Chapter 1: Introduction


Open DM3 Images, Spectra, Spectrum-Images and Image-Stacks with pyTEMlib

Download

OpenInColab

part of

MSE672: Introduction to Transmission Electron Microscopy

Spring 2026
by Gerd Duscher

Microscopy Facilities
Institute of Advanced Materials & Manufacturing
Materials Science & Engineering
The University of Tennessee, Knoxville

Background and methods to analysis and quantification of data acquired with transmission electron microscopes.


Reading a dm file and translating the data in a python dictionary of sidpy datasets.

The data can be stored in pyNSID style hf5py file to be compatible with all packages in the pycroscopy exosystem.

Because, many other packages and programs for TEM data manipulation are based on the hdf5 file-formats it is relatively easy to convert back and forward between them.

Import packages for figures and

Check Installed Packages

import sys
import importlib.metadata
def test_package(package_name):
    """Test if package exists and returns version or -1"""
    try:
        version = importlib.metadata.version(package_name)
    except importlib.metadata.PackageNotFoundError:
        version = '-1'
    return version

# pyTEMlib setup ------------------
if test_package('pyTEMlib') < '0.2026.1.0':
    print('installing pyTEMlib')
    !{sys.executable} -m pip install --upgrade pyTEMlib
# ------------------------------
print('done')

Load the plotting and figure packages

Note for Google Colab

Restart Session in the Runtime Menu

%matplotlib widget
import matplotlib.pylab as plt
import numpy as np
import sys
import os

import pyTEMlib

if 'google.colab' in sys.modules:
    from google.colab import output
    output.enable_custom_widget_manager()
    from google.colab import drive
    drive.mount("/content/drive")

# For archiving reasons it is a good idea to print the version numbers out at this point
print('pyTEM version: ',pyTEMlib.__version__)
__notebook__='CH1_04-Reading_File'
__notebook_version__='2026_01_09'
pyTEM version:  0.2026.1.3

Open a file

This function opens a hfd5 file in the pyNSID style which enables you to keep track of your data analysis.

Please see the Installation notebook for installation.

We want to consolidate files into one dataset that belongs together.
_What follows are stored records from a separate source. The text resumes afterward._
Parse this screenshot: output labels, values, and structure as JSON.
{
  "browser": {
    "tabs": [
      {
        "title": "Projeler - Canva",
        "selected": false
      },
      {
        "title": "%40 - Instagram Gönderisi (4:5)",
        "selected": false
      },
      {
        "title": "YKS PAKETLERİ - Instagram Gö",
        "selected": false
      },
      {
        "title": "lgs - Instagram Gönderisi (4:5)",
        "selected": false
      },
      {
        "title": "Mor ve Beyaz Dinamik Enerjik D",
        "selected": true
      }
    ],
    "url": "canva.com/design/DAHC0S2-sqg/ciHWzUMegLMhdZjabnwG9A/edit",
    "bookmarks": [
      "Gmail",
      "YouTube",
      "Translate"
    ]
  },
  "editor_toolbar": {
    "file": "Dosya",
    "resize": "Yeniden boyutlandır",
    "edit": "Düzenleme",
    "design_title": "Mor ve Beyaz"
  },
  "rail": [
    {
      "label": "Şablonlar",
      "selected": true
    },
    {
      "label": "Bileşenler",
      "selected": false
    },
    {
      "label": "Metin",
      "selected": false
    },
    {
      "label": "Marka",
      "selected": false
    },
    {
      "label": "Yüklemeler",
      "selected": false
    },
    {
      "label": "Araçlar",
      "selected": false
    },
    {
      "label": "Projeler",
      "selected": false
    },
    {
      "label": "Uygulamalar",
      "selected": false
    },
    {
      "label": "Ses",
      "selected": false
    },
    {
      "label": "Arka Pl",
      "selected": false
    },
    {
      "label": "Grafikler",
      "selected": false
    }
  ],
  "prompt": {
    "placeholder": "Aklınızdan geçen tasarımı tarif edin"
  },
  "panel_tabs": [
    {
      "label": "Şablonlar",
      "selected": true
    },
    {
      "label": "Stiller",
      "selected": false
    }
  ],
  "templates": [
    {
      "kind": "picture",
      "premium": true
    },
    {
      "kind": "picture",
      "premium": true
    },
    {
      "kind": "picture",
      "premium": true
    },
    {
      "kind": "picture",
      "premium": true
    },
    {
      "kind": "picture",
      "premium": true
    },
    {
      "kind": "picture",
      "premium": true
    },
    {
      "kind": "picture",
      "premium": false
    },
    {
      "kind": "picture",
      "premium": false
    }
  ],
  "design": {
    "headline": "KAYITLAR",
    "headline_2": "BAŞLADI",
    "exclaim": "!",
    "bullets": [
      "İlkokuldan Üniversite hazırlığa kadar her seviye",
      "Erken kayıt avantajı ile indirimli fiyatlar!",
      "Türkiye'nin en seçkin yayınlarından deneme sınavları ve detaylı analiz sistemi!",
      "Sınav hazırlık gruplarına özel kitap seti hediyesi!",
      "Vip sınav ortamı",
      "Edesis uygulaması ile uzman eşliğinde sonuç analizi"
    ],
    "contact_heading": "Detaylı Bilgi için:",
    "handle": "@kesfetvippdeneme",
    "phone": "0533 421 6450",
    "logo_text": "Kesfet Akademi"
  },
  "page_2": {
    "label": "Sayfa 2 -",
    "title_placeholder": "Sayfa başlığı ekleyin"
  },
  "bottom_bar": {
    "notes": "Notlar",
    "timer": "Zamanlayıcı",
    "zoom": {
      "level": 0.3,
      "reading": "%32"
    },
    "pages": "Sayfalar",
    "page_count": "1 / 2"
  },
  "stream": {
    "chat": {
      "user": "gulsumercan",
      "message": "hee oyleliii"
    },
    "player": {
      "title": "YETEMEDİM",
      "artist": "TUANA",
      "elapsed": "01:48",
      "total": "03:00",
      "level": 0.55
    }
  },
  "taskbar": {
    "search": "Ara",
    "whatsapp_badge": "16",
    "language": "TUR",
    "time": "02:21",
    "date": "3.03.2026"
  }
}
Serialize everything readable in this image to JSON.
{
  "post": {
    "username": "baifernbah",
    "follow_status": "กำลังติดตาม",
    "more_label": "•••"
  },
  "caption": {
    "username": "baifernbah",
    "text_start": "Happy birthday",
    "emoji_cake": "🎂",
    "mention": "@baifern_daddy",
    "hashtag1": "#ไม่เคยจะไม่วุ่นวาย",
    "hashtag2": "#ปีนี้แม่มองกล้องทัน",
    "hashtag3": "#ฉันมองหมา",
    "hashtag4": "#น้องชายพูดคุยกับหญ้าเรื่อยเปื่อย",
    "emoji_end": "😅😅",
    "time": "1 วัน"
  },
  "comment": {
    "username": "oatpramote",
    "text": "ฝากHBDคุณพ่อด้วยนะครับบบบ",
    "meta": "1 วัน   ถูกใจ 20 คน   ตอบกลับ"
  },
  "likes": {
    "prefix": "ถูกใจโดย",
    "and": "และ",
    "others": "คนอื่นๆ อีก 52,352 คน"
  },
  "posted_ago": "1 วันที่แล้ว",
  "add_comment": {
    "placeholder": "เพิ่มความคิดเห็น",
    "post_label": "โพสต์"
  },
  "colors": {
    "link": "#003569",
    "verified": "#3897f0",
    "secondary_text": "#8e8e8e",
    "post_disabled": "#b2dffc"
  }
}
For example a spectrum image dataset consists of:

  • Survey image,

  • EELS spectra

  • Z-contrast image acquired simultaneously with the spectra.

So load the top dataset first in the above example the survey image.

Please note that the plotting routine of matplotlib was introduced in Matplotlib and Numpy for Micrographs notebook.

Use the file p1-3hr.dm3 from TEM_data directory for a practice run

# ------ Input ------- #
load_example = True
# -------------------- #

if load_example and 'google.colab' in sys.modules:
    if not os.path.exists('./AL-DFoffset0.00.dm3'):
        !wget  https://github.com/gduscher/MSE672-Introduction-to-TEM/raw/main/example_data/AL-DFoffset0.00.dm3
        !wget  https://github.com/gduscher/MSE672-Introduction-to-TEM/raw/main/example_data/p1-3-hr3.dm3
        
# Open file widget and select file which will be opened in code cell below
if not load_example:
    drive_directory = pyTEMlib.file_tools.get_last_path()
    file_widget = pyTEMlib.file_tools.FileWidget(drive_directory)
if load_example:
    file_name = '../example_data/p1-3-hr3.dm3'
    if 'google.colab' in sys.modules:
        file_name = './p1-3-hr3.dm3'
    datasets = pyTEMlib.file_tools.open_file(file_name)
    main_dataset = datasets[list(datasets.keys())[0]]
else:
    main_dataset = file_widget.selected_dataset
    datasets = file_widget.datasets

view = main_dataset.plot()
Loading...
chooser = pyTEMlib.file_tools.ChooseDataset(datasets)
---------------------------------------------------------------------------
NameError                                 Traceback (most recent call last)
Cell In[2], line 1
----> 1 chooser = pyTEMlib.file_tools.ChooseDataset(datasets)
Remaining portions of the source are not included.